The number of bridge strikes occurring at King Street in Rye Brook continues to decline in 2020.

In the first half of this year, only two trucks struck the King Street Bridge. There were a total of eight bridge strikes at King Street in 2019 and 24 in 2018.

“The trend line at King Street continues to move in a very encouraging direction,” County Executive George Latimer said. “We are monitoring this issue closely and we are continuing to work with New York State to bring the same progress to other areas of the Hutchinson River Parkway.”

The King Street Bridge was struck by vehicles 130 times from 2008 to 2018 – more than any other bridge in New York State. Latimer has made eliminating bridge strikes a priority and has worked closely with the New York State Department of Transportation to find new solutions. 

He said that a $1.8 million state project to mitigate bridge strikes at King Street, completed in the summer of 2019, is getting results. The project included installing an over-height vehicle detection system in advance of the bridge, placing additional warnings on the face of the bridge and installing more signage along Interstate 287 to keep trucks from getting on the Hutch in the first place.

In 2018, the last full year before the State’s project, there were 24 bridge strikes at King Street. In 2019, there were just eight bridge strikes – four of them occurring in the first quarter of the year, before the state improvements began being implemented.

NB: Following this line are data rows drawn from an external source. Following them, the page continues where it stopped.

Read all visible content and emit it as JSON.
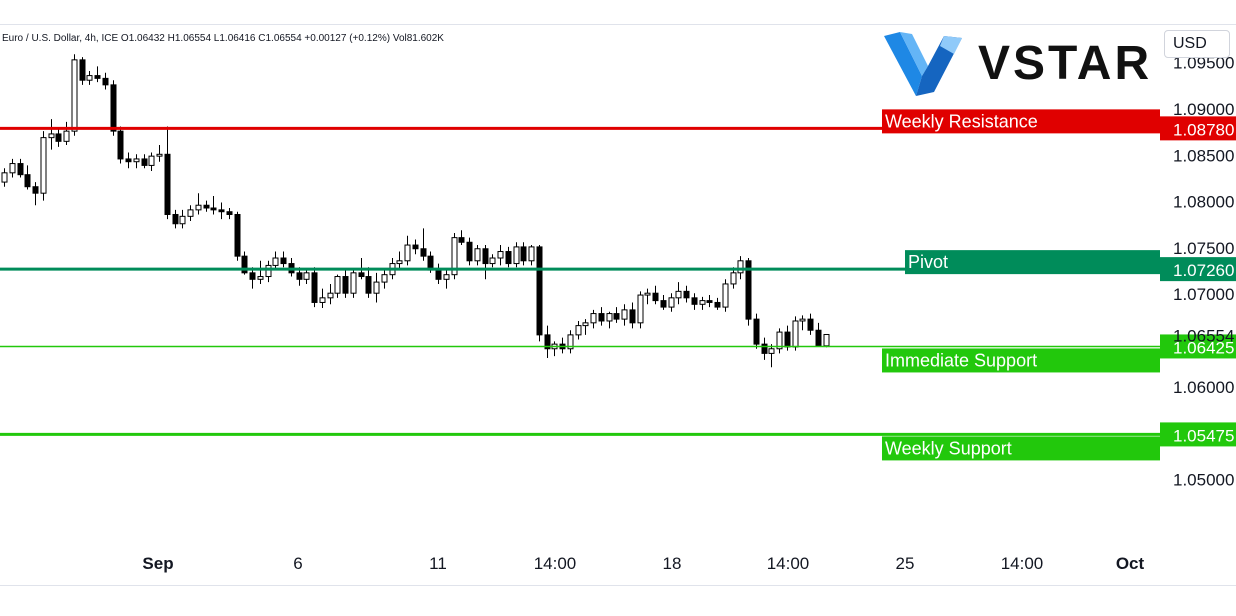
{
  "header": {
    "info": "Euro / U.S. Dollar, 4h, ICE  O1.06432  H1.06554  L1.06416  C1.06554  +0.00127 (+0.12%)  Vol81.602K"
  },
  "currency": "USD",
  "logo": {
    "text": "VSTAR",
    "color": "#2196f3"
  },
  "chart_data": {
    "type": "candlestick",
    "symbol": "Euro / U.S. Dollar",
    "interval": "4h",
    "exchange": "ICE",
    "ohlc_summary": {
      "open": 1.06432,
      "high": 1.06554,
      "low": 1.06416,
      "close": 1.06554,
      "change": "+0.00127 (+0.12%)",
      "volume": "81.602K"
    },
    "ylim": [
      1.0494,
      1.0988
    ],
    "yticks": [
      "1.09000",
      "1.08500",
      "1.08000",
      "1.07500",
      "1.07000",
      "1.06000",
      "1.05000"
    ],
    "partial_tick": "1.09500",
    "last_price_label": "1.06554",
    "last_price": 1.06554,
    "xticks": [
      "Sep",
      "6",
      "11",
      "14:00",
      "18",
      "14:00",
      "25",
      "14:00",
      "Oct"
    ],
    "levels": [
      {
        "name": "Weekly Resistance",
        "value": 1.0878,
        "label": "1.08780",
        "color": "#e00000"
      },
      {
        "name": "Pivot",
        "value": 1.0726,
        "label": "1.07260",
        "color": "#008c5a"
      },
      {
        "name": "Immediate Support",
        "value": 1.06425,
        "label": "1.06425",
        "color": "#22c80c"
      },
      {
        "name": "Weekly Support",
        "value": 1.05475,
        "label": "1.05475",
        "color": "#22c80c"
      }
    ],
    "candles": [
      [
        1.082,
        1.0835,
        1.0815,
        1.083
      ],
      [
        1.083,
        1.0845,
        1.0825,
        1.084
      ],
      [
        1.084,
        1.0845,
        1.0825,
        1.0828
      ],
      [
        1.0828,
        1.0838,
        1.0812,
        1.0815
      ],
      [
        1.0815,
        1.082,
        1.0795,
        1.0808
      ],
      [
        1.0808,
        1.0875,
        1.08,
        1.0868
      ],
      [
        1.0868,
        1.0888,
        1.0855,
        1.0872
      ],
      [
        1.0872,
        1.0878,
        1.0858,
        1.0864
      ],
      [
        1.0864,
        1.0885,
        1.086,
        1.0875
      ],
      [
        1.0875,
        1.0958,
        1.087,
        1.0952
      ],
      [
        1.0952,
        1.0955,
        1.0925,
        1.093
      ],
      [
        1.093,
        1.094,
        1.0925,
        1.0935
      ],
      [
        1.0935,
        1.0945,
        1.0928,
        1.0932
      ],
      [
        1.0932,
        1.0938,
        1.092,
        1.0925
      ],
      [
        1.0925,
        1.093,
        1.087,
        1.0875
      ],
      [
        1.0875,
        1.088,
        1.084,
        1.0845
      ],
      [
        1.0845,
        1.0852,
        1.0835,
        1.0842
      ],
      [
        1.0842,
        1.085,
        1.0835,
        1.0845
      ],
      [
        1.0845,
        1.085,
        1.0835,
        1.0838
      ],
      [
        1.0838,
        1.0852,
        1.0832,
        1.0848
      ],
      [
        1.0848,
        1.086,
        1.0842,
        1.085
      ],
      [
        1.085,
        1.088,
        1.078,
        1.0785
      ],
      [
        1.0785,
        1.079,
        1.077,
        1.0775
      ],
      [
        1.0775,
        1.079,
        1.077,
        1.0783
      ],
      [
        1.0783,
        1.0795,
        1.0778,
        1.079
      ],
      [
        1.079,
        1.0808,
        1.0785,
        1.0795
      ],
      [
        1.0795,
        1.08,
        1.0788,
        1.0792
      ],
      [
        1.0792,
        1.0805,
        1.0785,
        1.079
      ],
      [
        1.079,
        1.0798,
        1.078,
        1.0788
      ],
      [
        1.0788,
        1.0792,
        1.078,
        1.0785
      ],
      [
        1.0785,
        1.0788,
        1.0735,
        1.074
      ],
      [
        1.074,
        1.0745,
        1.072,
        1.0722
      ],
      [
        1.0722,
        1.0728,
        1.0705,
        1.0715
      ],
      [
        1.0715,
        1.0735,
        1.071,
        1.0718
      ],
      [
        1.0718,
        1.0735,
        1.0712,
        1.073
      ],
      [
        1.073,
        1.0745,
        1.0725,
        1.0738
      ],
      [
        1.0738,
        1.0745,
        1.0728,
        1.0732
      ],
      [
        1.0732,
        1.0738,
        1.0718,
        1.0722
      ],
      [
        1.0722,
        1.0728,
        1.0708,
        1.0715
      ],
      [
        1.0715,
        1.0725,
        1.071,
        1.0722
      ],
      [
        1.0722,
        1.0728,
        1.0685,
        1.069
      ],
      [
        1.069,
        1.0705,
        1.0684,
        1.0695
      ],
      [
        1.0695,
        1.071,
        1.0688,
        1.07
      ],
      [
        1.07,
        1.072,
        1.0695,
        1.0718
      ],
      [
        1.0718,
        1.0725,
        1.0695,
        1.07
      ],
      [
        1.07,
        1.0725,
        1.0695,
        1.0722
      ],
      [
        1.0722,
        1.0738,
        1.0715,
        1.0718
      ],
      [
        1.0718,
        1.0728,
        1.0695,
        1.07
      ],
      [
        1.07,
        1.0722,
        1.069,
        1.0712
      ],
      [
        1.0712,
        1.0725,
        1.0705,
        1.072
      ],
      [
        1.072,
        1.0738,
        1.0715,
        1.0732
      ],
      [
        1.0732,
        1.0745,
        1.0725,
        1.0735
      ],
      [
        1.0735,
        1.0762,
        1.073,
        1.0752
      ],
      [
        1.0752,
        1.0758,
        1.0742,
        1.0748
      ],
      [
        1.0748,
        1.077,
        1.0735,
        1.074
      ],
      [
        1.074,
        1.0745,
        1.0722,
        1.0725
      ],
      [
        1.0725,
        1.0732,
        1.071,
        1.0715
      ],
      [
        1.0715,
        1.0725,
        1.0705,
        1.072
      ],
      [
        1.072,
        1.0765,
        1.0715,
        1.076
      ],
      [
        1.076,
        1.0768,
        1.0752,
        1.0755
      ],
      [
        1.0755,
        1.076,
        1.073,
        1.0735
      ],
      [
        1.0735,
        1.0752,
        1.073,
        1.0748
      ],
      [
        1.0748,
        1.0752,
        1.0715,
        1.0732
      ],
      [
        1.0732,
        1.0742,
        1.0728,
        1.0738
      ],
      [
        1.0738,
        1.0752,
        1.073,
        1.0745
      ],
      [
        1.0745,
        1.075,
        1.0728,
        1.0732
      ],
      [
        1.0732,
        1.0755,
        1.0728,
        1.075
      ],
      [
        1.075,
        1.0755,
        1.073,
        1.0735
      ],
      [
        1.0735,
        1.0752,
        1.073,
        1.075
      ],
      [
        1.075,
        1.0752,
        1.0648,
        1.0655
      ],
      [
        1.0655,
        1.0665,
        1.063,
        1.064
      ],
      [
        1.064,
        1.0648,
        1.0632,
        1.0645
      ],
      [
        1.0645,
        1.0652,
        1.0635,
        1.064
      ],
      [
        1.064,
        1.066,
        1.0635,
        1.0655
      ],
      [
        1.0655,
        1.067,
        1.065,
        1.0665
      ],
      [
        1.0665,
        1.0672,
        1.0655,
        1.0668
      ],
      [
        1.0668,
        1.0682,
        1.0662,
        1.0678
      ],
      [
        1.0678,
        1.0685,
        1.0665,
        1.067
      ],
      [
        1.067,
        1.068,
        1.0662,
        1.0678
      ],
      [
        1.0678,
        1.0685,
        1.0668,
        1.0672
      ],
      [
        1.0672,
        1.0688,
        1.0665,
        1.0682
      ],
      [
        1.0682,
        1.069,
        1.0662,
        1.0668
      ],
      [
        1.0668,
        1.0702,
        1.0662,
        1.0698
      ],
      [
        1.0698,
        1.0705,
        1.0688,
        1.07
      ],
      [
        1.07,
        1.0708,
        1.0688,
        1.0692
      ],
      [
        1.0692,
        1.0698,
        1.0682,
        1.0685
      ],
      [
        1.0685,
        1.07,
        1.068,
        1.0695
      ],
      [
        1.0695,
        1.0712,
        1.0688,
        1.0702
      ],
      [
        1.0702,
        1.0708,
        1.069,
        1.0695
      ],
      [
        1.0695,
        1.07,
        1.0682,
        1.0688
      ],
      [
        1.0688,
        1.0696,
        1.0682,
        1.0692
      ],
      [
        1.0692,
        1.0698,
        1.0685,
        1.069
      ],
      [
        1.069,
        1.0695,
        1.0682,
        1.0685
      ],
      [
        1.0685,
        1.0715,
        1.068,
        1.071
      ],
      [
        1.071,
        1.0728,
        1.0705,
        1.0722
      ],
      [
        1.0722,
        1.074,
        1.0715,
        1.0735
      ],
      [
        1.0735,
        1.0738,
        1.0665,
        1.0672
      ],
      [
        1.0672,
        1.0678,
        1.064,
        1.0645
      ],
      [
        1.0645,
        1.0652,
        1.0628,
        1.0635
      ],
      [
        1.0635,
        1.0645,
        1.062,
        1.064
      ],
      [
        1.064,
        1.0662,
        1.0635,
        1.0658
      ],
      [
        1.0658,
        1.0665,
        1.0638,
        1.0642
      ],
      [
        1.0642,
        1.0675,
        1.0638,
        1.067
      ],
      [
        1.067,
        1.0676,
        1.066,
        1.0672
      ],
      [
        1.0672,
        1.0678,
        1.0655,
        1.066
      ],
      [
        1.066,
        1.0668,
        1.0642,
        1.0643
      ],
      [
        1.06432,
        1.06554,
        1.06416,
        1.06554
      ]
    ]
  }
}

The overall number of bridge strikes in 2020 is also down slightly compared to the same period a year earlier. In the first six months of 2020, there were 36 bridge strikes as follows:  Hutchinson River Parkway, 27; Saw Mill River Parkway, seven; Bronx River Parkway, three.

In 2018 and 2019, there were 86 and 88 bridge strikes, respectively, on those same parkways.

Public Safety Commissioner Thomas A. Gleason said bridge strikes not only pose an inconvenience to motorists but also danger. When tractor trailers or box trucks slam into a bridge, cargo and other debris often spills out on the roadway and endangers anyone driving nearby.

“In every bridge strike that occurs, a truck driver has driven past multiple signs, pavement markings and electronic message boards that advise them that trucks are prohibited and low bridges are ahead,” Gleason said. “Driver inattention to signage while blindly following GPS is at the heart of this problem.”

Bridge Strike Background
As part of the State project, enhanced signage and electronic message boards, known formally as Variable Message Signs (VMS), were deployed along Interstate 287 to warn that trucks are prohibited on the Hutch and other designated parkways.  The signs on I-287 signs direct truckers to stay on the interstate and avoid the Hutch.

Many out-of-state truckers involved in bridge strikes have reported to Westchester County Police that they were traveling on I-287 before exiting to get on the Hutchinson River Parkway. Whether they head north or south from that location, truckers soon encounter bridges that are too low to accommodate a box truck or tractor-trailer.

The project’s two over-height vehicle detectors are at Exits 26 and 29 of the Hutchinson River Parkway. The detection system includes technology mounted on either side of the road, creating an infrared beam over the parkway.

When an over-height vehicle breaks the beam, the receiver sends a signal and activates a warning message on a VMS, notifying the driver to exit the parkway immediately. An alert is also sent to the County Police and to the New York State Transportation Management Center in Hawthorne.

The new signs and message boards installed last summer were in addition to existing signs, VMS and pavement markings on the Hutch and its entrance ramps. These signs and pavement markings advise NO TRUCKS LOW BRIDGE, Passenger Cars Only and other warnings. Many truckers involved in bridge strikes admit they were inattentive to the signs and were relying on a GPS program on their personal phone rather than a GPS device designed to guide commercial vehicles.

The newest signage includes a variety of new messages on the Hutch or I-287 near the Hutch interchange, including:

  • Low Bridges Ahead
  • Trucks Exit Now
  • All Trucks Buses RVs Must Exit
  • Trucks Do Not Use Phone GPS
  • Trucks Stay on I-287
  • Low Bridge on Exit 9N
  • No Trucks Buses RVs on Parkways – Low Bridges
  • Trucks to Conn Whitestone Bridge Must Use Exit 12.

Reflective red triangles were placed on the bridge structures to enhance a trucker’s ability to see a low bridge ahead in the dark.

The County police issue multiple summonses to truckers involved in bridge strikes. It also works with the trucking company’s insurance provider to obtain reimbursement for the police time spent at these incidents.